Last year, we introduced Risk Analytics in Workspace ONE Intelligence. Risk Analytics leverages machine learning models to calculate user and device risk scores based on user activity and device context. We’ve recently added CVE-based indicators, and now we are introducing Login Risk Score, a metric that shows how risky a login attempt is from a user trying to access a digital corporate asset. We mentioned this in our recent blog post about FIDO2 support, but today we’ll go deeper, specifically on Login Risk Score and how it works.
Why Risk Analytics?
It goes without saying, but securing the enterprise’s digital assets is top of mind for nearly every IT professional. As organizations are on a journey to enable their employees to work from anywhere, they must deal with a growing number of devices, as well as a growing number of locations from which employees access the corporate network. With this growth, IT is under scrutiny to figure out the right solution to keep the enterprise secure while providing employees with the flexibility they need.
Just in the past year, at the same time organizations have been strategizing on the future of work and worrying about their employees’ health and safety, cybersecurity criminals have been taking advantage of the situation. In 2020 the world observed a spike in cybersecurity events including malicious email messages, ransomware and phishing attacks.

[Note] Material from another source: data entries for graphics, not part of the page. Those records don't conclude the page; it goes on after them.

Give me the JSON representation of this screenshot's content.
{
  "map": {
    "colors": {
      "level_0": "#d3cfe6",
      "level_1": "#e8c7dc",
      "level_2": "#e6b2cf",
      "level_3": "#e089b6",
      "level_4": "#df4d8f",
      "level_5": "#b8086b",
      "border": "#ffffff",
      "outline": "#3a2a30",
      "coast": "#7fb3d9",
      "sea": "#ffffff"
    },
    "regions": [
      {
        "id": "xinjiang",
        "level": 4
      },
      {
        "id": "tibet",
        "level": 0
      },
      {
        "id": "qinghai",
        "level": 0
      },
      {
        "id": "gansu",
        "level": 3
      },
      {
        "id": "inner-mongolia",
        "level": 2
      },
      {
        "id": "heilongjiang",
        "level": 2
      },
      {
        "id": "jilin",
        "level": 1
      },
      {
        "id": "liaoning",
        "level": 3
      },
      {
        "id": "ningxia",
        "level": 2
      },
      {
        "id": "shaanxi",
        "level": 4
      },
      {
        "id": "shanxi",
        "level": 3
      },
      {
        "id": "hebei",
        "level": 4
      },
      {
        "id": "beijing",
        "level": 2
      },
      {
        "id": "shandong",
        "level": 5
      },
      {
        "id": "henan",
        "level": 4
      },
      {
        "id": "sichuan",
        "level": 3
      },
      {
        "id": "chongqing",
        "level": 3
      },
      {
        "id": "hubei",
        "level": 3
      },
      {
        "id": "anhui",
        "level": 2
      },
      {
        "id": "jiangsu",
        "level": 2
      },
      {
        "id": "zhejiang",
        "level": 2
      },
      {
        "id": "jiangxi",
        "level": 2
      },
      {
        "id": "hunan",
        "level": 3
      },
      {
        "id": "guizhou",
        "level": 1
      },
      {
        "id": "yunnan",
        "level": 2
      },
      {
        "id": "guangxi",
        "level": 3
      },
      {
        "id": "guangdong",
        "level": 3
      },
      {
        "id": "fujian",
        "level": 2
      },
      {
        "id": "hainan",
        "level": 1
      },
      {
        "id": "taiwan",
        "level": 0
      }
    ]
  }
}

How Workspace ONE Intelligence Login Risk Score works
Login Risk Score uses machine learning models to analyze past user login patterns and determine if a login attempt is anomalous. For example, if a user tends to always login from the same city or area, our algorithm learns how users behave and can adjust to a long-term change in user activity. This is crucial because while an employee’s home location might be Palo Alto one month, the next it may be Atlanta, and they shouldn’t be considered risky after they’ve established a consistent login pattern in Atlanta.

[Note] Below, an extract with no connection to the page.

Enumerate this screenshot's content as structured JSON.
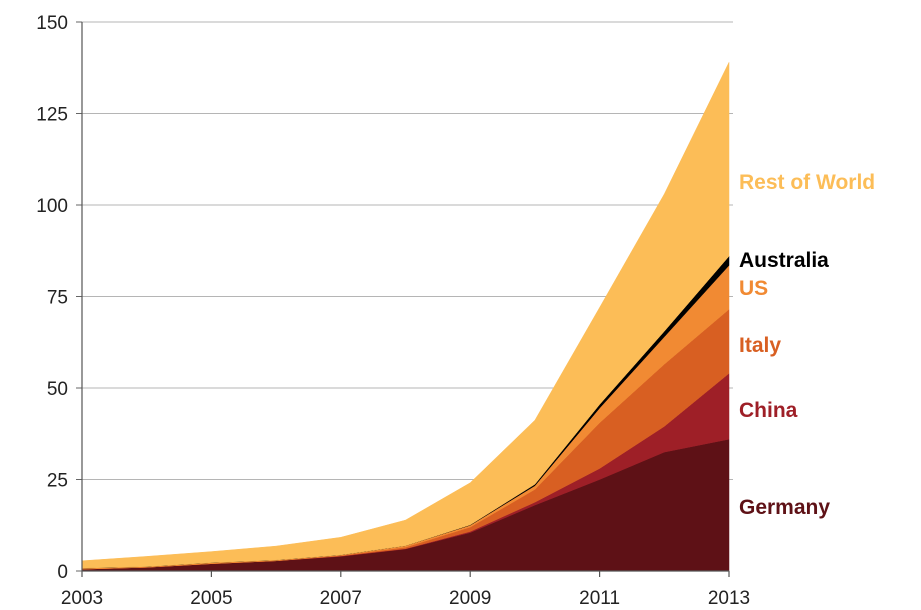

The Login Risk Score is simple to read and follows the same naming conventions of our User Risk model, in that an attempt is given a Low, Medium or High score. This score can then be used in dashboards in Workspace ONE Intelligence. Other products can also consume these scores, as well. For example, Workspace ONE Access, can use them for conditional access policies, where a Login Risk Score can be used to trigger step-up authentication or even full denial of access.